Tuesday, May 26, 2009

Grand Rounds: More than good stories found

One of the things I like best about Grand Rounds is that I find inspiration to help bring my hodge-podge of loose thoughts and impressions together.

Healthcare reformers and activists have begun to focus on the $20 billion American Recovery and Reinvestment funds that--God-willing-and-the-creek-don't-rise--will make IT in healthcare "meaningful." The National Committee on Vital and Health Statistics' Report of Hearing on "Meaningful Use" of Health Information Technology captures multi-stakeholder concerns well. It's a worthwhile read about the realities we face in harnessing strong IT solutions to transform healthcare efficiency and outcomes.

I jumped at the chance to talk about meaningful use last week, both here and over at On Your Meds, the Medscape medication safety blog I write. Although I'm techy by nature, it doesn't take a specialist to see that the current state of IT often makes front line clinical people tie the horse to the Edsel's bumper to advance a care goal. (If you missed Gina's story a few weeks back, it's worth a read to sample just a few of the unintended consequences front line clinicians face when e-systems fail to communicate.) So I posted call-to-action pieces about meaningful use, advocating for IT outputs that would make patient data central and help get front line clinicians out of the manure.

Then I started reading what cutting edge e-patient advocates and health 2.0 innovators were saying about what "meaningful use" might really mean. E-patient Dave's remarkable story is one that has drawn attention to health IT's intention-outcome mismatch. The power of high-end patient involvement left me feeling that my "make it work for those on the line" approach was like suggesting we replace "Mr. Ed" with "Rachel Alexandra" on the bumper.

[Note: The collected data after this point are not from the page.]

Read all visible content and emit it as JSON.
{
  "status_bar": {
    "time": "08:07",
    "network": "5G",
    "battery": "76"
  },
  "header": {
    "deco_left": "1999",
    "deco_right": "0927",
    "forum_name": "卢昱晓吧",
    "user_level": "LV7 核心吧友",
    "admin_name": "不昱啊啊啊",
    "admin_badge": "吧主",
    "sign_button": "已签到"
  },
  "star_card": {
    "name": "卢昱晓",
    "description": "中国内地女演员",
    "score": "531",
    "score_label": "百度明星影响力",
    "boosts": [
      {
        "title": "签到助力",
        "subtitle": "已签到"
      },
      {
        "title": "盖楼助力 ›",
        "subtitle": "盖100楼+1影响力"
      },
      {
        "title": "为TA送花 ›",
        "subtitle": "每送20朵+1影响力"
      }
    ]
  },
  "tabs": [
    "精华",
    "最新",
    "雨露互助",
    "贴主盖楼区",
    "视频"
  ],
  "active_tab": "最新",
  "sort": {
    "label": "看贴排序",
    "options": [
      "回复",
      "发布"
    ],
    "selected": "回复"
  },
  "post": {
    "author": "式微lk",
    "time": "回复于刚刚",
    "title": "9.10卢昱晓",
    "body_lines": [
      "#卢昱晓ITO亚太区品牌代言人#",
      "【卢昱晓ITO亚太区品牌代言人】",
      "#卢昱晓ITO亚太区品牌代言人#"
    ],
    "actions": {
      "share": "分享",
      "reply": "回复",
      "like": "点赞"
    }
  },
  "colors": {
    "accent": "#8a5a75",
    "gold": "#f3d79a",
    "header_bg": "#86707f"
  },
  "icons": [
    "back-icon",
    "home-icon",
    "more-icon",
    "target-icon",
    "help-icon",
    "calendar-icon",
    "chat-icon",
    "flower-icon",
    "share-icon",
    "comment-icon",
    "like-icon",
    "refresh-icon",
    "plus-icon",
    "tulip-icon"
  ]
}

But today at Grand Rounds, I stumbled across the story of a man, and his family, movingly told through the fresh eyes of a soon-to-be nurse in Brain Death, Part 3. The patient and family in the story, especially when contrasted with e-patient Dave, show the vast continuum of abilities and circumstances of people in our care.

We most certainly need to get the horses off of the bumpers. But we also need to be certain that we advocate for models of care--which are ultimately what IT solutions support--that allow all kinds of horses to make it around the track.

2 comments:

Tom said...

Great post, Barbara. I think the new administration is on the right track with declaring "meangful use" as critical to any measure of success with HIT, EMRs, CPOE, whatever. It could take some time to develop solid measures of meangful use, but I think it's absolutely necessary.

We need to be sure that the tremendous investments in time and resources, and the large-scale disruptions can create in large scale HIT implementations are delivering on its promises - not to IT vendors, or to political pistol-notches, but to measurable improvements in the safety, quality, patient-centered-ness,efficacy and equity of care.

e-Patient Dave said...

Very well written, thoughtful, sensitive.

So much of the trouble we're in, medically and financially, seems to arise from simply taking our eye off the supposed beneficiary: the patient. And as you suggest, that doesn't mean one type of patient, it means EVERYONE, all the different types, with nobody left out.